I started using openssl and my public/private keypair to do some basic
password encryption deciption for use with expect to test production
servers. I found myself first using expect and hard coding my password and then
when I shared the script with someone I start freaking out wondering if
I shared my password by accident. This solves things.
Encrypt your password using your public key and put it as a binary file
somewhere safe like ~/.ssh/.encpass - you have access to decrypt it and
you probably have your public/private key pairs there, but you are not
likely to send that off when you share your cool bash/expect script.
In your bash script, you can simply run the decrypt function:
pass=$(openssl rsautl -decrypt -inkey ~/.ssh/id_rsa.pem -in ~/.ssh/.encpass)
Now pass has whatever you encrypted and you can use it in your script.

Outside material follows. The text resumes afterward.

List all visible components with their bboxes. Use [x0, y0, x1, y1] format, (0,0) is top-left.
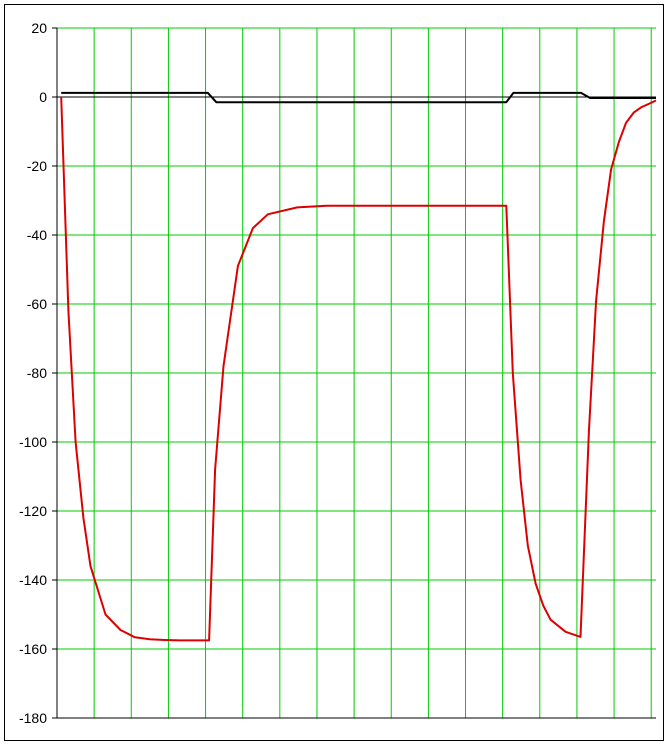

Here's what you do to pull this off. First, create a pem file of your
public private key pair and then encrypt your password. Steps:
> cd ~/.ssh
> openssl rsa -in id_rsa -outform pem > id_rsa.pem
> openssl rsa -in id_rsa -pubout -outform pem > id_rsa.pub.pem
> echo "my safe password" > .secret
> openssl rsautl -encrypt -inkey id_rsa.pub.pem -pubin -in .secret -out .encpass
> rm -f .secret
That's it. No need to keep the raw password around, just the encrypted
value. There's other variants you could do, you could create the .encpass
when you need and delete it after, whatever your comfortable with.